Even still, Smalltalk-72 is a blast. You can see the REPL from Lisp directly when you type “show ev” and it produces (repeat(cr read eval print)). That looks a lot to me like Interpreter>>#interpret. And Smalltalk-72 fits my agenda of wanting to see the interpreter in a simple, whole form that I can explore. All the pieces of future implementations are there in embryo. It’s great to be able to comprehend the whole system in the palm of my hand and then map it onto future evolutions.

Basically, you have an array called a vector that acts as the message stream. Vector understands the message eval. I won’t put the hash mark in front – # – because that wasn’t in use yet. At that time they used the “eyeball” or Celsius degree sign. So eval wound not be #eval but ˚eval. Get it? Eyeball. You send a message to vector and it “looks” to see if it understands that message. If it does then ˚eval would return true. True is the receiver of the new message which is sent >> which is an if/than conditional.
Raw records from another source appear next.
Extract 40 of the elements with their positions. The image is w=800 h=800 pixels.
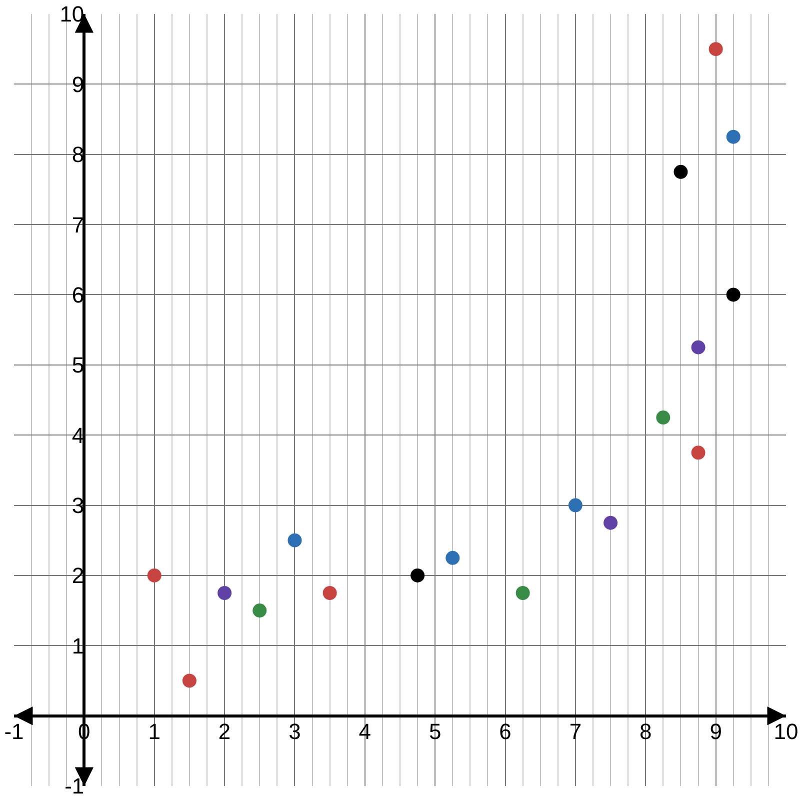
- y-tick-label: 10: [60, 2, 84, 27]
- y-tick-label: 3: [72, 492, 84, 518]
- point: [604, 516, 618, 530]
- point: [182, 674, 196, 688]
- point: [726, 130, 740, 144]
- x-tick-label: 2: [218, 718, 231, 744]
- y-tick-label: 1: [72, 633, 84, 658]
- y-tick-label: 7: [72, 212, 84, 238]
- x-tick-label: 8: [640, 718, 652, 744]
- x-tick-label: 9: [710, 718, 722, 744]
- x-tick-label: 5: [428, 718, 442, 744]
- point: [446, 550, 460, 565]
- point: [288, 533, 302, 548]
- point: [516, 586, 530, 600]
- y-tick-label: 8: [72, 142, 84, 168]
- y-tick-label: 6: [72, 282, 84, 308]
- point: [322, 586, 337, 600]
- x-tick-label: 7: [569, 718, 582, 744]
- y-tick-label: 2: [72, 563, 84, 588]
- point: [218, 586, 232, 600]
- point: [691, 340, 706, 354]
- y-tick-label: -1: [64, 774, 84, 799]
- x-tick-label: -1: [4, 718, 24, 744]
- point: [708, 42, 723, 56]
- x-tick-label: 6: [499, 718, 512, 744]
- x-tick-label: 1: [148, 718, 160, 744]
- y-tick-label: 5: [72, 352, 84, 378]
- x-tick-label: 10: [774, 718, 798, 744]
- point: [147, 568, 162, 582]
- point: [726, 288, 740, 302]
- point: [674, 164, 688, 179]
- point: [656, 410, 670, 425]
- point: [410, 568, 425, 582]
- y-tick-label: 4: [72, 422, 84, 448]
- x-tick-label: 4: [358, 718, 372, 744]
- point: [691, 446, 706, 460]
- point: [568, 498, 582, 512]
- x-tick-label: 3: [288, 718, 301, 744]
- y-tick-label: 9: [72, 72, 84, 97]
- point: [252, 604, 267, 618]
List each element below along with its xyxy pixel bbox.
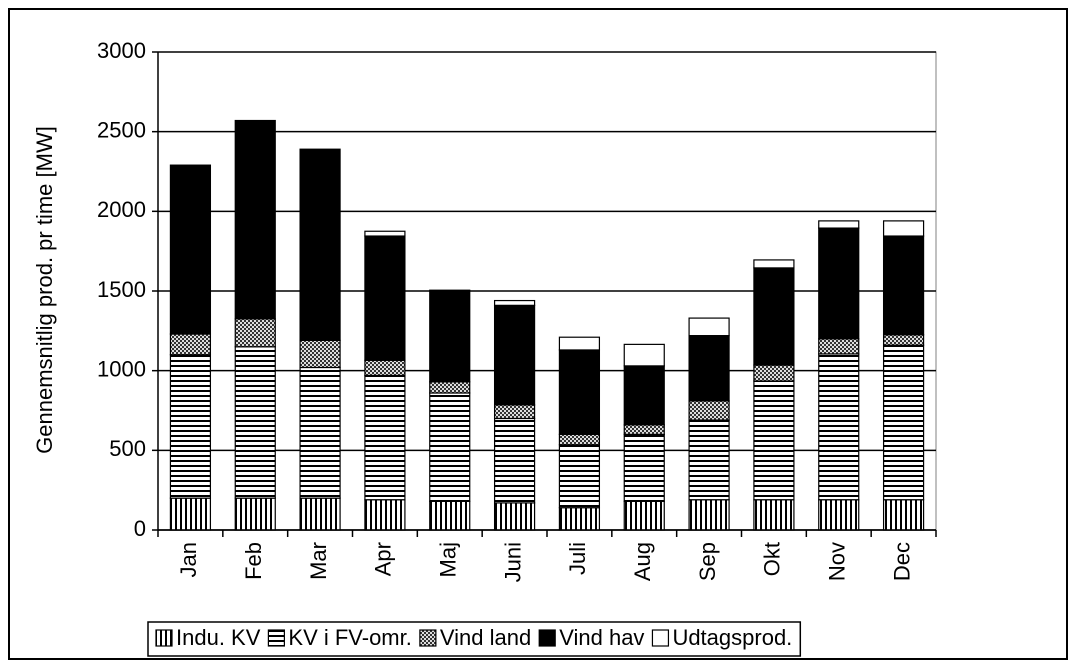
bar-segment [623, 433, 665, 502]
bar-segment [882, 235, 925, 336]
bar-segment [493, 502, 536, 531]
bar-segment [169, 354, 212, 499]
legend-swatch [419, 629, 437, 647]
bar-segment [364, 374, 406, 501]
bar-segment [299, 497, 341, 531]
legend-swatch [155, 629, 173, 647]
bar-segment [688, 335, 730, 402]
bar-segment [882, 220, 925, 237]
bar-segment [623, 365, 665, 426]
bar-segment [169, 333, 212, 356]
bar-segment [493, 299, 536, 306]
bar-segment [818, 338, 860, 355]
bar-segment [493, 417, 536, 504]
bar-segment [753, 267, 795, 366]
bar-segment [234, 318, 276, 348]
bar-segment [299, 339, 341, 369]
bar-segment [364, 359, 406, 377]
legend-swatch [267, 629, 285, 647]
bar-segment [169, 164, 212, 335]
bar-segment [234, 119, 276, 320]
bar-segment [688, 499, 730, 531]
bar-segment [753, 380, 795, 501]
x-tick-label: Sep [695, 542, 720, 581]
bar-segment [688, 317, 730, 337]
bar-segment [818, 353, 860, 501]
bar-segment [429, 289, 471, 383]
bar-segment [882, 334, 925, 346]
bar-segment [688, 400, 730, 421]
legend-label: KV i FV-omr. [288, 625, 411, 650]
x-tick-label: Nov [825, 542, 850, 581]
y-tick-label: 0 [134, 516, 146, 541]
bar-segment [882, 499, 925, 531]
legend-label: Vind hav [559, 625, 644, 650]
bar-segment [818, 220, 860, 229]
bar-segment [558, 444, 601, 509]
bar-segment [429, 500, 471, 531]
bar-segment [753, 499, 795, 531]
y-axis-label: Gennemsnitlig prod. pr time [MW] [32, 126, 57, 454]
x-tick-label: Feb [241, 542, 266, 580]
x-tick-label: Juni [500, 542, 525, 582]
bar-segment [429, 392, 471, 502]
x-tick-label: Aug [630, 542, 655, 581]
y-tick-label: 2000 [97, 197, 146, 222]
legend-label: Vind land [440, 625, 531, 650]
bar-segment [299, 366, 341, 499]
legend-label: Udtagsprod. [672, 625, 792, 650]
x-tick-label: Dec [889, 542, 914, 581]
bar-segment [818, 227, 860, 340]
x-tick-label: Maj [436, 542, 461, 577]
y-tick-label: 1500 [97, 277, 146, 302]
y-tick-label: 3000 [97, 38, 146, 63]
legend-swatch [538, 629, 556, 647]
bar-segment [753, 259, 795, 269]
bar-segment [364, 235, 406, 361]
x-tick-label: Apr [371, 542, 396, 576]
bar-segment [882, 344, 925, 501]
bar-segment [493, 304, 536, 406]
legend [147, 621, 802, 657]
bar-segment [558, 349, 601, 436]
y-tick-label: 2500 [97, 117, 146, 142]
bar-segment [169, 497, 212, 531]
bar-segment [623, 424, 665, 435]
legend-swatch [651, 629, 670, 647]
x-tick-label: Mar [306, 542, 331, 580]
x-tick-label: Jan [176, 542, 201, 577]
bar-segment [688, 419, 730, 501]
bar-segment [753, 364, 795, 382]
x-tick-label: Okt [760, 542, 785, 576]
x-tick-label: Juli [565, 542, 590, 575]
bar-segment [364, 230, 406, 237]
bar-segment [364, 499, 406, 531]
legend-label: Indu. KV [176, 625, 261, 650]
bar-segment [623, 500, 665, 531]
bar-segment [558, 336, 601, 351]
bar-segment [429, 381, 471, 394]
bar-segment [234, 346, 276, 499]
bar-segment [493, 404, 536, 420]
bar-segment [623, 343, 665, 367]
bar-segment [558, 433, 601, 446]
bar-segment [818, 499, 860, 531]
bar-segment [234, 497, 276, 531]
bar-segment [299, 148, 341, 341]
y-tick-label: 500 [109, 436, 146, 461]
bar-segment [558, 507, 601, 531]
y-tick-label: 1000 [97, 356, 146, 381]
If the answer is true, then you execute the content in the vector (i.e. the selector in the compiled method) of this object. If the answer is false then it falls through and looks a the next selector token. It looks like this:

stscreen3.png

The object read has a message “of”. If ˚of evaluates to true, then the if/than conditional ˚>> will execute the code in the vector (:str. CODE 2). If the eyeball did not see the selector token name, then it returns false and the vector is passed over to check the next selector token. It helps to have a copy of the Smalltalk-72 Instruction Manual pdf, which isn’t hard to find.

Interestingly, David C. Smith of Croquet fame did his doctoral thesis at Stanford on Smalltalk-72 and “iconic programming”. He wrote a twenty page program called Pygmalion in 1975.
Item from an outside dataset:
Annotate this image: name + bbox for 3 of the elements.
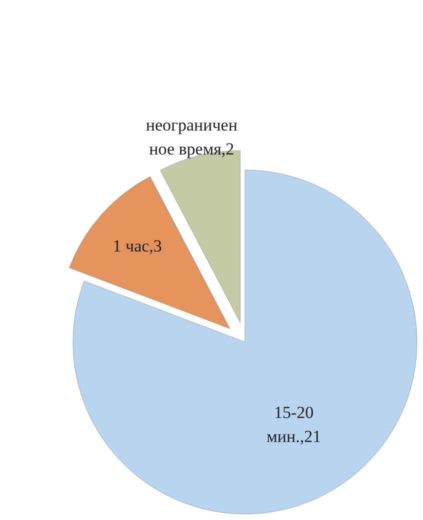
data-label: неограниченное время,2 xyxy=(146,116,238,159)
data-label: 1 час,3 xyxy=(112,236,162,256)
data-label: 15-20 мин.,21 xyxy=(266,402,322,446)
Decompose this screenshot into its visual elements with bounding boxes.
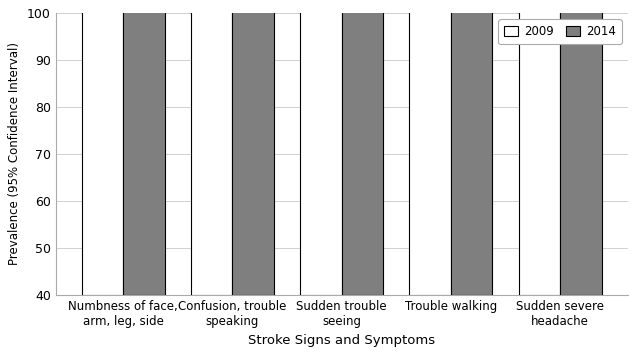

The Early History Of Smalltalk is a great read and the Smalltalk-72 interpreter is fun. It sort of makes you feel like a kid, which I suspect is its point. I mean, if you spend your time working on a system for children, then isn’t that a way of reminding yourself what it was like to be a child, because that’s a place you want to be?

At any rate, if the virtual machine is completely incomprehensible to you as it is to me, then the place to start is the interpreter. And a simple interpreter in the the Smalltalk-72 interpreter described in Appendix II of Alan’s article is a great place to start. The 60s live.

“Computer power to the people! Down with the cybercrud!”